Cada um sentirá por si próprio, se este espírito é apenas a mente-cérebro e personalidade ou se é o espírito centelha divina, o jivatman da tradição indiana, mas todos teremos de reconhecer que não somos tão harmoniosos, perfeitos, plenos ou santos como poderíamos ser, pelo menos algumas vezes, e que portanto religar-nos mais ao Espírito que nos é acessível  é um trabalho fundamental, e para o qual podemos dizer que a Musa, Génio, Daimon ou Anjo necessariamente por vezes nos inspira ou ajuda.
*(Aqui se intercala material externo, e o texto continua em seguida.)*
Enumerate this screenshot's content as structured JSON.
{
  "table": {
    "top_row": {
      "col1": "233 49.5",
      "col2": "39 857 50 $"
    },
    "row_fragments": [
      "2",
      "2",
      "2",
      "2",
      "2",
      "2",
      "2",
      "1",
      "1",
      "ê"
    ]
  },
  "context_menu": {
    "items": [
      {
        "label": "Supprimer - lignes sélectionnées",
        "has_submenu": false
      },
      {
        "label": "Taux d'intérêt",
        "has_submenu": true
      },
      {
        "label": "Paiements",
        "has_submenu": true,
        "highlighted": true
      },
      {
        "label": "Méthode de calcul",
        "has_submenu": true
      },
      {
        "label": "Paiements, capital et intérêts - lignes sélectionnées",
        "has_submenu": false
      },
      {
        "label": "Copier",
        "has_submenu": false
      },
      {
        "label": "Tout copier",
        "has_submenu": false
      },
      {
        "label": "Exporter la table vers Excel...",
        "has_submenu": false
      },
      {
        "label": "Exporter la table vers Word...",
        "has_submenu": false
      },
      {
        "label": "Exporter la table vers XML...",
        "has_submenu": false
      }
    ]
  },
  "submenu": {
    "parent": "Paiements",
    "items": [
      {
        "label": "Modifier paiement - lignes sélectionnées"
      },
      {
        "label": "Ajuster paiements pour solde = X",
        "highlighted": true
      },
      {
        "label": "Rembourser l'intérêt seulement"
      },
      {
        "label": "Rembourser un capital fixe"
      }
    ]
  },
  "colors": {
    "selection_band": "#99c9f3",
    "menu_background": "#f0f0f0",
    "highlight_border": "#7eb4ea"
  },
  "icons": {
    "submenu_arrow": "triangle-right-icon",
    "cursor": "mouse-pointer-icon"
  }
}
E vamos concluir esta breve comunhão com outro pensamento aforístico-poético, com uma última quadra que parece confirmar que  Agostinho da Silva glosou a tradição indiana e o seu símbolo de Shiva Nataraja, talvez sabendo até um pouco das  altas realizações espirituais e especulações filosóficas que no Shivaísmo e no Tantrismo se fizeram a partir de tal visão da Divindade dançando,  símbolo belíssimo da acção do Espírito Consciência beatífica (Shiva) gerando a Energia (Shakti) e tanto a manifestação como a dissolução das partículas e ondas como seres e Universos, e que Ciência moderna, em especial pela física quântica, tem de alguns modos e em alguns cientistas, deduzido, intuído ou fiado...

Da dança brota primeiro
o que se chama energia
naquele saber de agora
em que física se fia.
 
Quem dança?  Quem consegue escutar o som dos seus pés na flor de lótus da alma? Quem consegue sentir a energia psíquica interna, a Shakti, realizando-se em Shiva, consciência beatífica? Quem entra na ilha do Amor com a alma complementar, e ouve o suspiro ou a voz da Musa ou Deusa, e sobe ao alto e vasto monte da Unidade?